Ce phénomène de reformulation n’est d’ailleurs étranger ni au français ni à l’espagnol au vu des dénominations que les experts tentent de faire circuler depuis quelques années déjà, telles que atención reproductiva transfronteriza (Cross border reproductive care (CBRC)), mentionnée précédemment, atención sanitaria transfronteriza, ou encore pour le français soins de reproduction transfrontaliers.

3. Enjeux sémantiques et pragmatiques autour de la notion  

Le tourisme procréatif prend de l’ampleur depuis les vingt dernières années au vu des différentes législations qui encadrent la PMA dans l’Union européenne et hors de ses frontières. Les pays les plus permissifs en la matière sont de toute évidence ceux qui accueillent le plus de patients ou touristes désirant un enfant, parmi lesquels se trouve l’Espagne pour des raisons diverses[6]. Les déplacements encouragés par ces avancées sociétales et médicales ont tôt fait d’être désignés sous le nom de tourisme procréatif, calque de l’anglais procreative tourism. Il devient vite un terme partagé et réutilisé par les médias parce qu’il « passe » bien auprès du public pour les connotations positives qu’il véhicule : un élément de loisir, de dépaysement ou une rupture avec le travail en ce qui concerne la notion de tourisme ; ‘relatif à la procréation’, soit ‘donner la vie’ (procréer) pour ce qui est de l’adjectif. Par la nature des soins que le phénomène implique, on revendique son appartenance au tourisme de santé et, en particulier, au tourisme médical (Álvarez Díaz, 2012), en estimant que les patients peuvent même profiter de leur séjour médical pour faire du tourisme, malgré les contraintes et les désagréments liés aux traitements.

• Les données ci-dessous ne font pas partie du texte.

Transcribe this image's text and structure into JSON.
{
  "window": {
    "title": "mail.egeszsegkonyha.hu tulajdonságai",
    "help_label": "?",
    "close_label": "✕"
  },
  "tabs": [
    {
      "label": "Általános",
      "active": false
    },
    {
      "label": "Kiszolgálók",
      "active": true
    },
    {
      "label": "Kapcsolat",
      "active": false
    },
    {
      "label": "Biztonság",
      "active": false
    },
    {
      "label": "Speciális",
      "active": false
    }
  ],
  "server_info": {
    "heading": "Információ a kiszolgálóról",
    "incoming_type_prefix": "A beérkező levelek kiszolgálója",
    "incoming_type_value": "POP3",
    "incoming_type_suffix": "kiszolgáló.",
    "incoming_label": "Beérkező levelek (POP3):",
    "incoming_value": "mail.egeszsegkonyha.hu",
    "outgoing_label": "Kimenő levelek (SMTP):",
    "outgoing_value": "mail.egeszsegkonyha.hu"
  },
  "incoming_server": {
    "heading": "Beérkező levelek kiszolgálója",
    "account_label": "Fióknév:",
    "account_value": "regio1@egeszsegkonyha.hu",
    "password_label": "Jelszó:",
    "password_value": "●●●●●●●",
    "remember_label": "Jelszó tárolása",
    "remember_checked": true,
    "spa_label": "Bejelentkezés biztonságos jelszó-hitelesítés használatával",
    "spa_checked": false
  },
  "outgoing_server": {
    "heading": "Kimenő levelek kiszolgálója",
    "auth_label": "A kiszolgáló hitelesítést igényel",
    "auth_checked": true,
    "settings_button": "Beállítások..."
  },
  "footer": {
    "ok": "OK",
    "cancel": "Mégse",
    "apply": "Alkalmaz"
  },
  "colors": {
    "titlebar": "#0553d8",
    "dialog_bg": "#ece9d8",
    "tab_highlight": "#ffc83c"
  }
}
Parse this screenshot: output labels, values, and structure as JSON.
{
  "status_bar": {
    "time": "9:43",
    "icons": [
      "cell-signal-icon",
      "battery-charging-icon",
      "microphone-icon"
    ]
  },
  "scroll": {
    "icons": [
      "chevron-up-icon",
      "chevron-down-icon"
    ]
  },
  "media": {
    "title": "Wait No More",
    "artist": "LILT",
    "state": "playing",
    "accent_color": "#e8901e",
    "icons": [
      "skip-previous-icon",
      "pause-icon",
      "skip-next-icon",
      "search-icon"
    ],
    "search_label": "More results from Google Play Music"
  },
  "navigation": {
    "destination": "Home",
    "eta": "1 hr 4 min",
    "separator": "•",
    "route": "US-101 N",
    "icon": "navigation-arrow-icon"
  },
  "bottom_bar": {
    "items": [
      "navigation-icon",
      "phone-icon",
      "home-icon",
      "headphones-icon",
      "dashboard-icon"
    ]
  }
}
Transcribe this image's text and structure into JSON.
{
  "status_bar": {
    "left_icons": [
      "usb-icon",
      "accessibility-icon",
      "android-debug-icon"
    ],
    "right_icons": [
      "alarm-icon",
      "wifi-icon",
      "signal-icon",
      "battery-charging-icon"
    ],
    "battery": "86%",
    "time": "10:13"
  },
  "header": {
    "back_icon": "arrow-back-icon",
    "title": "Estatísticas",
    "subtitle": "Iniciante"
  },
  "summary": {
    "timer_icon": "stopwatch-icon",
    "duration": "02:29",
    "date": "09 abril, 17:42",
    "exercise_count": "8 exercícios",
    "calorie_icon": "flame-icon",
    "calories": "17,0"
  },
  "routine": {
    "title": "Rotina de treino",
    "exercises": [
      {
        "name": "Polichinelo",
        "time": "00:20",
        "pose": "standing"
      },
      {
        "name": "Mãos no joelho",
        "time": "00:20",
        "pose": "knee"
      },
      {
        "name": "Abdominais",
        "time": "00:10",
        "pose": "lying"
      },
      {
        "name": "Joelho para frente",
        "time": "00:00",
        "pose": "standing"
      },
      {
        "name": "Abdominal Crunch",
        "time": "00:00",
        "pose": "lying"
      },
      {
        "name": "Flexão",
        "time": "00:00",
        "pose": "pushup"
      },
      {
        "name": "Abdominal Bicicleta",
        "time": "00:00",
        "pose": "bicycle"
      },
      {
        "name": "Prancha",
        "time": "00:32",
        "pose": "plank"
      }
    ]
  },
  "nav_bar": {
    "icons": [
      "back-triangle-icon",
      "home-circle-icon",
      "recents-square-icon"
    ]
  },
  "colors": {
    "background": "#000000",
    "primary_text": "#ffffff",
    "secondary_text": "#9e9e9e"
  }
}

Pourtant, l’expression est concurrencée plus tard par celle de tourisme reproductif (ou tourisme de reproduction), par laquelle les institutions cherchent à décrire plus fidèlement la réalité. La substitution d’un adjectif à l’autre n’est pas anodine du fait que l’on évacue les connotations humaines et affectives associées au terme « procréatif » —la conception naturelle liée à la sexualité, le côté émotionnel de la grossesse, entre autres— au profit d’une conception médicalisée où prime la valeur technique. Une tendance à la polarisation se dessine alors nettement. Les uns —les anti- ou détracteurs s’opposant à la délocalisation procréative et à tout ce qu’elle implique— et les autres —les pro- ou partisans d’une réalité qu’ils revendiquent comme partie intégrante d’un tourisme médical. C’est sur cette toile de fond que la formulation réussit à s’imposer autant chez ceux qui se déclarent en faveur de ces pratiques que chez ceux qui s’y opposent, même si dans ce cas il s’agit plus d’en critiquer l’usage euphémique par lequel on montre une réalité adoucie.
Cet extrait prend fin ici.